In theory, a GAI could mean that every resident of Canada receives thousands of dollars annually with no spending restrictions and no welfare office to deal with. But a GAI has a long history of being supported by wealthy business owners and often means much more reliance on the free market. Where one policy changes, another often adjusts to fit the wants of the wealthy.

The type of GAI we would get depends on the politics of the people who would implement it. Last year, Rank and File, a Canadian labour news website, wrote about the corporate connections of the new Liberal ministers. They included some of the new Liberal ministers listed below:

  • Former senior fellow at CD Howe Institute (which produced a lot of poor-bashing propaganda in the 1990s): Jean-Yves Duclos, now Minister of Families, Children and Social Development
  • Former senior financial analyst: Navdeep Bains, now Minister of Innovation, Science, and Economic Development
  • Former finance minister (that gave corporations more tax cuts and increased military spending): Ralph Goodale, now Minister of Public Safety and Preparedness
  • Former investment banker: Scott Brison, now Treasury Board President
  • Former RBC economist: John McCallum, now Minister of Immigration, Refugees, and Citizenship
  • The province of Ontario, which is also talking about a GAI, has implemented policies that hurt people on welfare with its new computer system and refuses to raise welfare and disability rates to liveable levels.

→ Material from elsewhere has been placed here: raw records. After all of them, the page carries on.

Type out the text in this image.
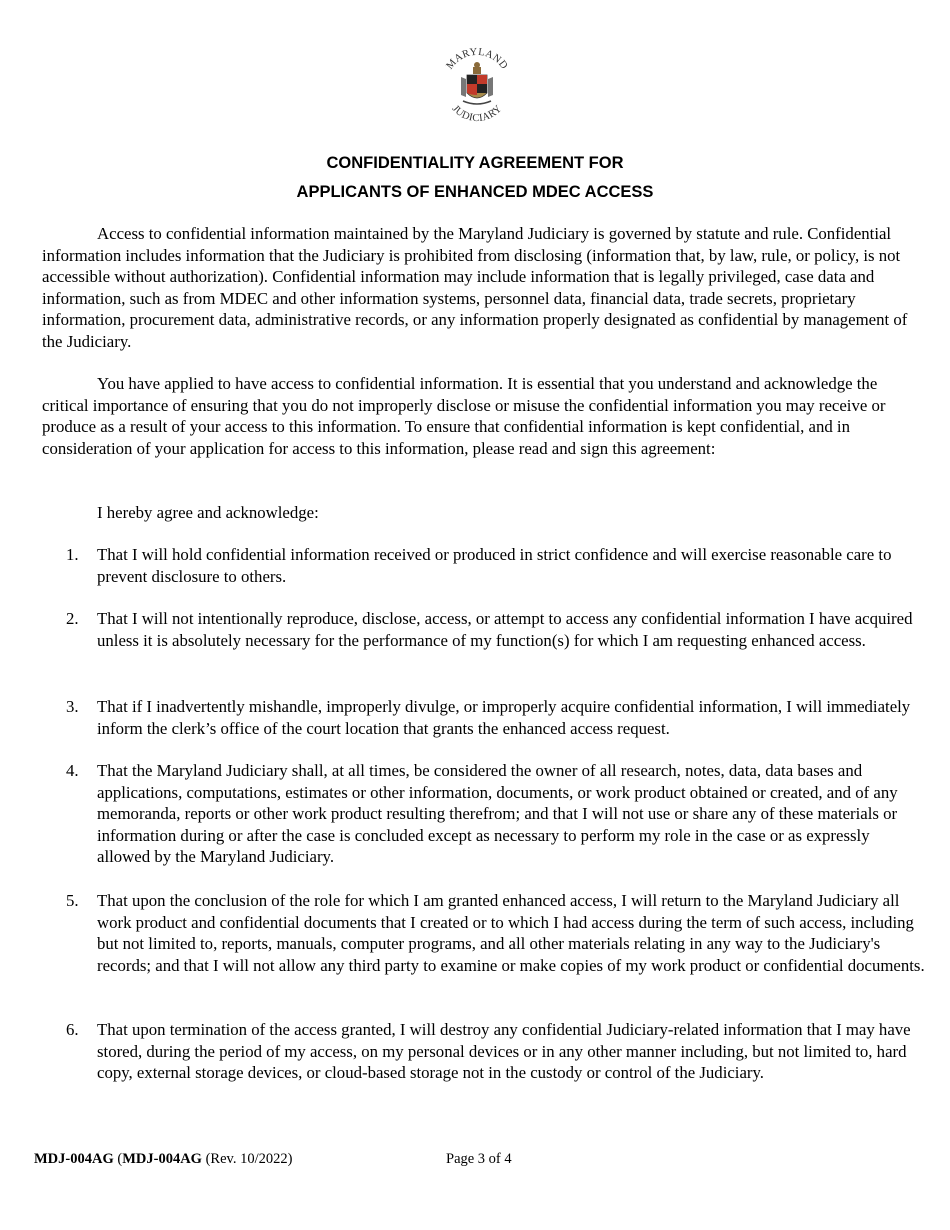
MARYLAND
JUDICIARY
CONFIDENTIALITY AGREEMENT FOR
APPLICANTS OF ENHANCED MDEC ACCESS
Access to confidential information maintained by the Maryland Judiciary is governed by statute and rule. Confidential information includes information that the Judiciary is prohibited from disclosing (information that, by law, rule, or policy, is not accessible without authorization). Confidential information may include information that is legally privileged, case data and information, such as from MDEC and other information systems, personnel data, financial data, trade secrets, proprietary information, procurement data, administrative records, or any information properly designated as confidential by management of the Judiciary.
You have applied to have access to confidential information. It is essential that you understand and acknowledge the critical importance of ensuring that you do not improperly disclose or misuse the confidential information you may receive or produce as a result of your access to this information. To ensure that confidential information is kept confidential, and in consideration of your application for access to this information, please read and sign this agreement:
I hereby agree and acknowledge:
1.	That I will hold confidential information received or produced in strict confidence and will exercise reasonable care to prevent disclosure to others.
2.	That I will not intentionally reproduce, disclose, access, or attempt to access any confidential information I have acquired unless it is absolutely necessary for the performance of my function(s) for which I am requesting enhanced access.
3.	That if I inadvertently mishandle, improperly divulge, or improperly acquire confidential information, I will immediately inform the clerk’s office of the court location that grants the enhanced access request.
4.	That the Maryland Judiciary shall, at all times, be considered the owner of all research, notes, data, data bases and applications, computations, estimates or other information, documents, or work product obtained or created, and of any memoranda, reports or other work product resulting therefrom; and that I will not use or share any of these materials or information during or after the case is concluded except as necessary to perform my role in the case or as expressly allowed by the Maryland Judiciary.
5.	That upon the conclusion of the role for which I am granted enhanced access, I will return to the Maryland Judiciary all work product and confidential documents that I created or to which I had access during the term of such access, including but not limited to, reports, manuals, computer programs, and all other materials relating in any way to the Judiciary's records; and that I will not allow any third party to examine or make copies of my work product or confidential documents.
6.	That upon termination of the access granted, I will destroy any confidential Judiciary-related information that I may have stored, during the period of my access, on my personal devices or in any other manner including, but not limited to, hard copy, external storage devices, or cloud-based storage not in the custody or control of the Judiciary.
MDJ-004AG (MDJ-004AG (Rev. 10/2022)	Page 3 of 4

Should we trust these ministers and the Ontario government to implement a GAI that will redistribute the wealth and reduce poverty when they’ve benefited from this financial system as it stands? Austerity ripples through legislation under the cloak of progressive changes administered by a group of people who don’t feel the ground-level effects of those changes.

Without a shift in mentality, without the recognition that shared, secure public services save lives and improve communities, and without a willingness to prioritize people over profit, poverty will continue to thrive. So, when you hear the words “Guaranteed Annual Income” think carefully about what it really means, who is pushing for it, and whose interests they represent. It could backfire unless implemented by people whose focus is the needs of the poor, not the pockets of the rich.